Thankfully, something always comes along to remind me that it's just not possible to set the bar too low: A woman in Michigan is suing the distributors of "Drive" for misleading advertisting - specifically, she feels that she was promised "The Fast & The Furious" (no, really - she name-checks F&F in the lawsuit!) by the trailers; and that the actual film failed to deliver. She also claims that the film is anti-semitic, presumably based on scenes where a Jewish character uses "the K word" to complain about anti-semites calling him "the K word."

Ugh. I just... just... UGH...

Good for a laugh, obviously - especially when you start to wonder where this person found a lawyer when she apparently does not own a computer, phone, television, newspaper or any of the other hundreds of ways to look up what a movie is about before you see it; but frankly the idea that ANY lawyer considers this case actionable creeps the hell out of me.

The "misleading trailer" is one of the few weapons good movies have in a market where the audience is ready-and-willing to punish good movies for not living down to their expectations. Fair or not, boxoffice matters and "tricking" Michael Bay's America into occasionally shelling out for something worthwhile is one of the main ways "worthwhile" can still turn a profit.
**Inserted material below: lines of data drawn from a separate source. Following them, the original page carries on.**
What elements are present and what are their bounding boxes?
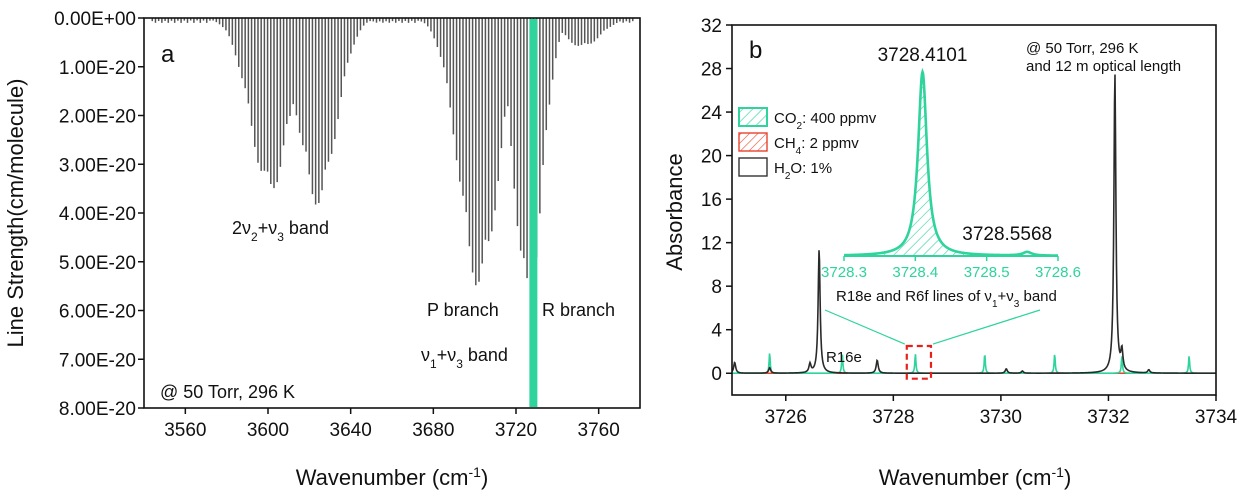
panel-a-highlight-line [529, 19, 538, 407]
y-tick-label: 0.00E+00 [54, 9, 136, 30]
inset-x-tick-label: 3728.5 [964, 264, 1010, 281]
legend-item-h2o: H2O: 1% [738, 157, 832, 182]
legend-item-co2: CO2: 400 ppmv [738, 107, 877, 132]
y-tick-label: 7.00E-20 [59, 350, 136, 371]
panel-b-y-axis-title: Absorbance [662, 153, 687, 270]
legend-item-ch4: CH4: 2 ppmv [738, 132, 859, 157]
legend-label-h2o: H2O: 1% [774, 160, 832, 182]
x-tick-label: 3600 [247, 420, 289, 441]
y-tick-label: 6.00E-20 [59, 302, 136, 323]
panel-a-conditions: @ 50 Torr, 296 K [160, 382, 295, 402]
panel-b-conditions-line1: @ 50 Torr, 296 K [1026, 40, 1139, 57]
panel-b-letter: b [749, 37, 762, 64]
x-tick-label: 3732 [1087, 407, 1129, 428]
panel-a-p-branch-label: P branch [427, 300, 499, 320]
legend-swatch-h2o [738, 157, 768, 177]
x-tick-label: 3760 [578, 420, 620, 441]
panel-b-lines-caption: R18e and R6f lines of ν1+ν3 band [836, 288, 1057, 310]
panel-b-inset: 3728.3 3728.4 3728.5 3728.6 3728.4101 3728.55… [821, 45, 1081, 281]
x-tick-label: 3728 [872, 407, 914, 428]
panel-a-r-branch-label: R branch [542, 300, 615, 320]
legend-swatch-ch4 [738, 132, 768, 152]
panel-b-r16e-label: R16e [826, 349, 862, 366]
y-tick-label: 5.00E-20 [59, 253, 136, 274]
panel-a-y-ticks: 0.00E+00 1.00E-20 2.00E-20 3.00E-20 4.00E-20… [54, 9, 144, 420]
inset-x-tick-label: 3728.3 [821, 264, 867, 281]
panel-b: 3726 3728 3730 3732 3734 0 4 8 12 16 20 24 28 32 372… [662, 16, 1238, 490]
y-tick-label: 12 [701, 234, 722, 255]
panel-a-letter: a [161, 41, 175, 68]
panel-b-zoom-box [905, 344, 933, 380]
inset-x-tick-label: 3728.4 [892, 264, 938, 281]
y-tick-label: 0 [711, 364, 722, 385]
y-tick-label: 28 [701, 60, 722, 81]
panel-b-conditions-line2: and 12 m optical length [1026, 58, 1181, 75]
inset-peak1-label: 3728.4101 [878, 45, 968, 66]
y-tick-label: 20 [701, 147, 722, 168]
x-tick-label: 3726 [765, 407, 807, 428]
x-tick-label: 3560 [164, 420, 206, 441]
y-tick-label: 16 [701, 190, 722, 211]
panel-a-x-axis-title: Wavenumber (cm-1) [296, 464, 489, 490]
panel-a-line-strengths [151, 18, 634, 294]
x-tick-label: 3720 [495, 420, 537, 441]
x-tick-label: 3730 [980, 407, 1022, 428]
panel-b-series [732, 74, 1216, 375]
panel-a: 3560 3600 3640 3680 3720 3760 0.00E+00 1.00E-2… [3, 9, 641, 490]
panel-b-connector-left [824, 309, 906, 345]
y-tick-label: 8.00E-20 [59, 399, 136, 420]
x-tick-label: 3680 [412, 420, 454, 441]
x-tick-label: 3640 [330, 420, 372, 441]
inset-peak2-label: 3728.5568 [962, 224, 1052, 245]
legend-label-ch4: CH4: 2 ppmv [774, 135, 859, 157]
panel-b-x-ticks: 3726 3728 3730 3732 3734 [765, 395, 1238, 428]
panel-b-connector-right [932, 309, 1041, 345]
panel-a-y-axis-title: Line Strength(cm/molecule) [3, 78, 28, 347]
panel-a-band2-label: ν1+ν3 band [421, 345, 508, 371]
y-tick-label: 32 [701, 16, 722, 37]
series-h2o [732, 74, 1216, 374]
y-tick-label: 24 [701, 103, 723, 124]
panel-a-band1-label: 2ν2+ν3 band [232, 218, 329, 244]
panel-b-x-axis-title: Wavenumber (cm-1) [879, 464, 1072, 490]
series-co2 [732, 353, 1216, 375]
x-tick-label: 3734 [1195, 407, 1238, 428]
panel-b-legend: CO2: 400 ppmv CH4: 2 ppmv H2O: 1% [738, 107, 877, 182]
inset-peak-curve [843, 67, 1059, 257]
panel-b-frame [731, 24, 1217, 396]
legend-swatch-co2 [738, 107, 768, 127]
y-tick-label: 4 [711, 321, 722, 342]
panel-a-x-ticks: 3560 3600 3640 3680 3720 3760 [164, 408, 620, 441]
panel-a-frame [143, 17, 641, 409]
y-tick-label: 1.00E-20 [59, 58, 136, 79]
y-tick-label: 3.00E-20 [59, 155, 136, 176]
y-tick-label: 2.00E-20 [59, 107, 136, 128]
legend-label-co2: CO2: 400 ppmv [774, 110, 877, 132]
panel-b-y-ticks: 0 4 8 12 16 20 24 28 32 [701, 16, 732, 385]
inset-x-tick-label: 3728.6 [1035, 264, 1081, 281]
y-tick-label: 8 [711, 277, 722, 298]
y-tick-label: 4.00E-20 [59, 204, 136, 225]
Movies are bland enough already because studios are afraid that even appearing  to offend or challenge the sensibilities of Joe & Jane McNormal will lead to a lowered boxoffice take - how much worse will it be if they're afraid of being sued because what they've made didn't bear enough resemblance to a fucking Vin Diesel vehicle?

I used to be a movie theater usher, and occasionally had to help "negotiate" infuriated customers in such situations until the manager came over to hand them their "shut up and go away" freebie-tickets. I recall one weekend in particular where much of my evenings were spent glibly asking people if they in fact realized that the movie they'd bought a ticket for was called "SIN City."